Motorcycle is definitely more common here in the US, though it kind of depends on what you're talking about. For example, the stereotypical low slung designs with over-sized exhausts and obnoxiously loud engines that you see in a lot of video games and anime would almost never be called a motorbike here in the US.
It's true, "motorcycle" is more common in the U.S. Although by "motorcycle," I'm talking about ones that look like Fonzie's motorcycle on "Happy Days," Harley-Davidsons, etc. There are smaller, sportier, more colorful motorcycles that we call "crotch rockets," and one might refer to those as motorbikes here. Not as common though.
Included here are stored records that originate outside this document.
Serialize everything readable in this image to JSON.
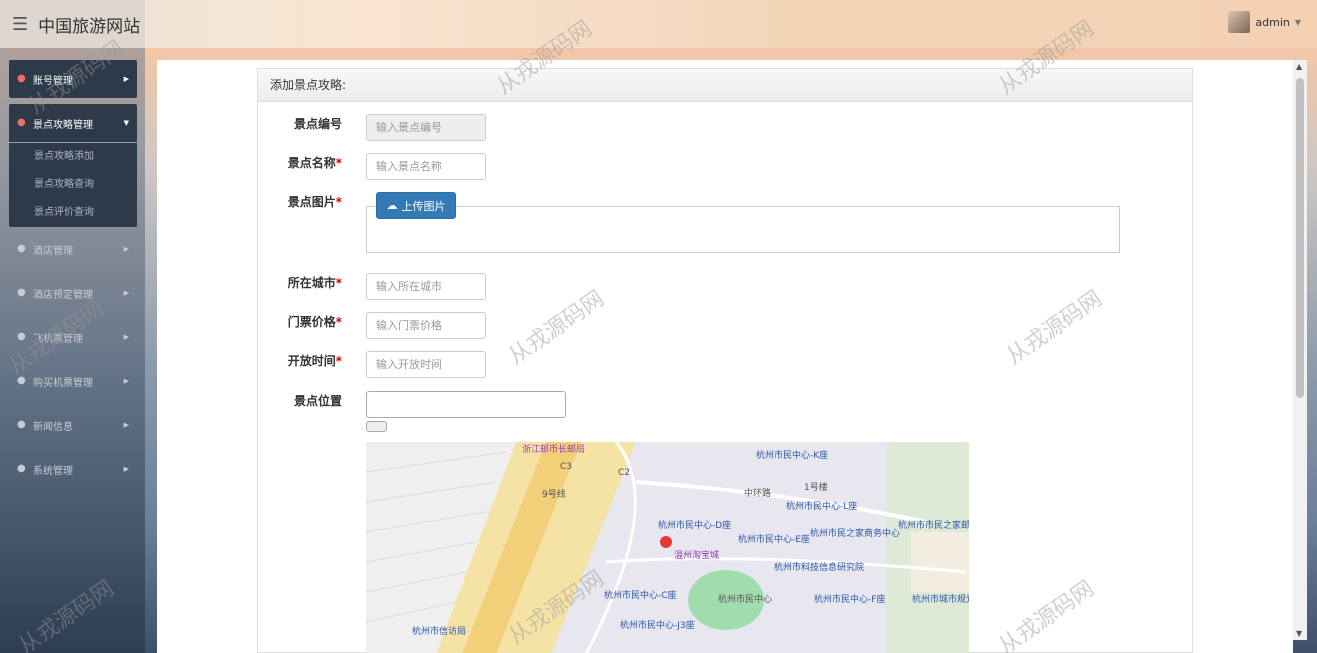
{
  "app": {
    "title": "中国旅游网站",
    "user": "admin"
  },
  "sidebar": {
    "items": [
      {
        "label": "账号管理"
      },
      {
        "label": "景点攻略管理"
      },
      {
        "label": "酒店管理"
      },
      {
        "label": "酒店预定管理"
      },
      {
        "label": "飞机票管理"
      },
      {
        "label": "购买机票管理"
      },
      {
        "label": "新闻信息"
      },
      {
        "label": "系统管理"
      }
    ],
    "submenu": [
      "景点攻略添加",
      "景点攻略查询",
      "景点评价查询"
    ]
  },
  "panel": {
    "title": "添加景点攻略:"
  },
  "form": {
    "code": {
      "label": "景点编号",
      "placeholder": "输入景点编号"
    },
    "name": {
      "label": "景点名称",
      "placeholder": "输入景点名称"
    },
    "image": {
      "label": "景点图片",
      "button": "上传图片"
    },
    "city": {
      "label": "所在城市",
      "placeholder": "输入所在城市"
    },
    "price": {
      "label": "门票价格",
      "placeholder": "输入门票价格"
    },
    "hours": {
      "label": "开放时间",
      "placeholder": "输入开放时间"
    },
    "location": {
      "label": "景点位置"
    },
    "required_mark": "*"
  },
  "map": {
    "labels": [
      "浙江邮币长邮局",
      "杭州市民中心-K座",
      "1号楼",
      "中环路",
      "杭州市民中心-L座",
      "杭州市民中心-D座",
      "杭州市民中心-E座",
      "杭州市民之家商务中心",
      "杭州市市民之家邮政所",
      "温州淘宝城",
      "杭州市科技信息研究院",
      "杭州市民中心-C座",
      "杭州市民中心",
      "杭州市民中心-F座",
      "杭州市城市规划展览馆",
      "杭州市民中心-J3座",
      "杭州市信访局",
      "9号线",
      "C3",
      "C2"
    ]
  },
  "watermark": "从戎源码网",
  "colors": {
    "primary": "#337ab7",
    "sidebar_active": "#2d3a4a",
    "required": "#cc0000"
  }
}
This describes my cousin perfectly. It was an entertaining sight to follow him in our car from one country church to the next on a Sunday morning when we visited him and his family. He was a big guy, tall and wide, and he created a big stream of white dust on those gravel roads, going pretty darn fast, his black robes waving wildly in the wind. I loved seeing that, lol. (He was a pastor, not a priest.)
977
This is not an English sentence that a native would actually say. It should be: The priest goes to church by motorcycle. Or The priest rides his motorcycle to church. Or The priest motorcycles to church.
It's mainly the use of "the" before motorcycle that is problematic. You would take the bus, the tram or the train.. but with bikes, skateboards, motorbikes, unicycles, segways, anything where you would have your own personal transport, we would never refer to it as "the", we would use a possessive article or no article at all.
I don't know if it was just me, because I don't usually have trouble, but the TTS was extremely unclear on this example. The words just bled into each other. That's okay if you're a native speaker, but when you're learning the language elocution needs to be clear and concise. I learned this years ago from French exchange students who asked us to slow down our speech because we were speaking too fast for them to understand even though we thought we talked at a moderately slow pace. As native speakers, we hadn't noticed that we spoke 'fast' and that our words bled into each other even though we spoke in Received pronunciation.
They can, and in Sweden, they often are. The Church of Sweden, as well as the Anglican church, has präster, 'priests'. Other protestant churches have pastorer 'pastors' or 'ministers'. Another difference between the Church of Sweden and [most] other protestant churches is that the Church of Sweden has bishops. (who can of course also be female).
So, the course teaches us terms of the Church of Sweden as opposed to other Swedish protestant churches? :-)
I didn't know there were several protestant churches in Sweden. I seem to be more used to multiple churches in countries divided in two parts - protestant and catholic. But then again, I'm very far from being an expert on the subject.
Is 'till kyrkan' a fixed phrase in Swedish that can refer to specifically going to a religious service like 'to church' can in English? Asking because otherwise the lack of a definite article here for the translation of 'kyrkan' seems rather odd to me (unless it's possibly implying that the church is the one the priest is in charge of?).